This work addresses the high computational cost, substantial memory consumption, and limited performance gains of existing large-model-based (e.g., Transformer) approaches for time series anomaly detection under rigorous evaluation. The authors propose PaAno, a lightweight patch-based method that segments time series into short patches, embeds them using a 1D convolutional network, and trains the model via triplet loss combined with pretext-task-based self-supervised learning. During inference, anomaly scores are derived from the similarity between the current patch’s embedding and learned normal patterns in the embedding space. By avoiding complex architectures, PaAno achieves state-of-the-art performance on the TSB-AD benchmark, significantly outperforming both lightweight and heavyweight baselines, and is well-suited for real-time and resource-constrained applications.

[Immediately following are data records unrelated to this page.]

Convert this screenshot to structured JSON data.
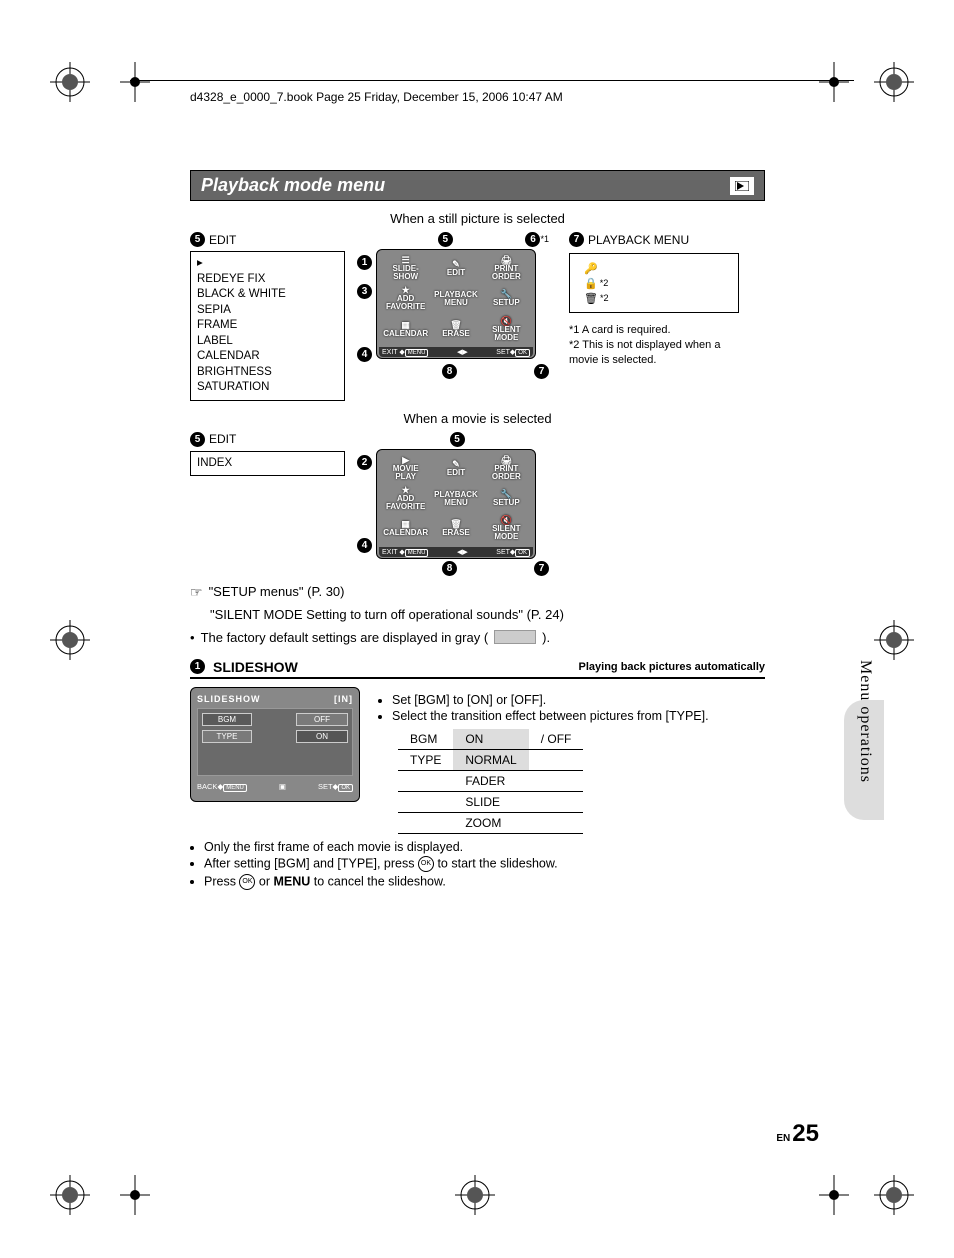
{
  "header": "d4328_e_0000_7.book  Page 25  Friday, December 15, 2006  10:47 AM",
  "title": "Playback mode menu",
  "caption_still": "When a still picture is selected",
  "caption_movie": "When a movie is selected",
  "edit_label": "EDIT",
  "edit_items_still": [
    "REDEYE FIX",
    "BLACK & WHITE",
    "SEPIA",
    "FRAME",
    "LABEL",
    "CALENDAR",
    "BRIGHTNESS",
    "SATURATION"
  ],
  "edit_items_movie": [
    "INDEX"
  ],
  "screen_items": {
    "tl": "SLIDE-\nSHOW",
    "tc": "EDIT",
    "tr": "PRINT\nORDER",
    "ml": "ADD\nFAVORITE",
    "mc": "PLAYBACK\nMENU",
    "mr": "SETUP",
    "bl": "CALENDAR",
    "bc": "ERASE",
    "br": "SILENT\nMODE",
    "exit": "EXIT",
    "menu": "MENU",
    "set": "SET",
    "ok": "OK"
  },
  "screen_movie_tl": "MOVIE\nPLAY",
  "callout_nums": {
    "one": "1",
    "two": "2",
    "three": "3",
    "four": "4",
    "five": "5",
    "six": "6",
    "six_star": "*1",
    "seven": "7",
    "eight": "8"
  },
  "playback_menu_label": "PLAYBACK MENU",
  "pb_items": [
    {
      "icon": "🔑",
      "sup": ""
    },
    {
      "icon": "🔒",
      "sup": "*2"
    },
    {
      "icon": "🗑",
      "sup": "*2"
    }
  ],
  "footnotes": {
    "f1": "*1 A card is required.",
    "f2": "*2 This is not displayed when a movie is selected."
  },
  "refs": [
    "\"SETUP menus\" (P. 30)",
    "\"SILENT MODE Setting to turn off operational sounds\" (P. 24)"
  ],
  "factory_line_a": "The factory default settings are displayed in gray (",
  "factory_line_b": ").",
  "section": {
    "num": "1",
    "title": "SLIDESHOW",
    "sub": "Playing back pictures automatically"
  },
  "lcd": {
    "title": "SLIDESHOW",
    "in": "[IN]",
    "left": [
      "BGM",
      "TYPE"
    ],
    "opts": [
      "OFF",
      "ON"
    ],
    "back": "BACK",
    "menu": "MENU",
    "set": "SET",
    "ok": "OK"
  },
  "slideshow_bullets": [
    "Set [BGM] to [ON] or [OFF].",
    "Select the transition effect between pictures from [TYPE]."
  ],
  "opts_table": {
    "rows": [
      {
        "k": "BGM",
        "v1": "ON",
        "v2": "/ OFF"
      },
      {
        "k": "TYPE",
        "v1": "NORMAL",
        "v2": ""
      },
      {
        "k": "",
        "v1": "FADER",
        "v2": ""
      },
      {
        "k": "",
        "v1": "SLIDE",
        "v2": ""
      },
      {
        "k": "",
        "v1": "ZOOM",
        "v2": ""
      }
    ]
  },
  "post_bullets": [
    "Only the first frame of each movie is displayed.",
    "After setting [BGM] and [TYPE], press ⊛ to start the slideshow.",
    "Press ⊛ or MENU to cancel the slideshow."
  ],
  "sidebar": "Menu operations",
  "pagenum": {
    "en": "EN",
    "num": "25"
  }
}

Although recent studies on time-series anomaly detection have increasingly adopted ever-larger neural network architectures such as transformers and foundation models, they incur high computational costs and memory usage, making them impractical for real-time and resource-constrained scenarios. Moreover, they often fail to demonstrate significant performance gains over simpler methods under rigorous evaluation protocols. In this study, we propose Patch-based representation learning for time-series Anomaly detection (PaAno), a lightweight yet effective method for fast and efficient time-series anomaly detection. PaAno extracts short temporal patches from time-series training data and uses a 1D convolutional neural network to embed each patch into a vector representation. The model is trained using a combination of triplet loss and pretext loss to ensure the embeddings capture informative temporal patterns from input patches. During inference, the anomaly score at each time step is computed by comparing the embeddings of its surrounding patches to those of normal patches extracted from the training time-series. Evaluated on the TSB-AD benchmark, PaAno achieved state-of-the-art performance, significantly outperforming existing methods, including those based on heavy architectures, on both univariate and multivariate time-series anomaly detection across various range-wise and point-wise performance measures.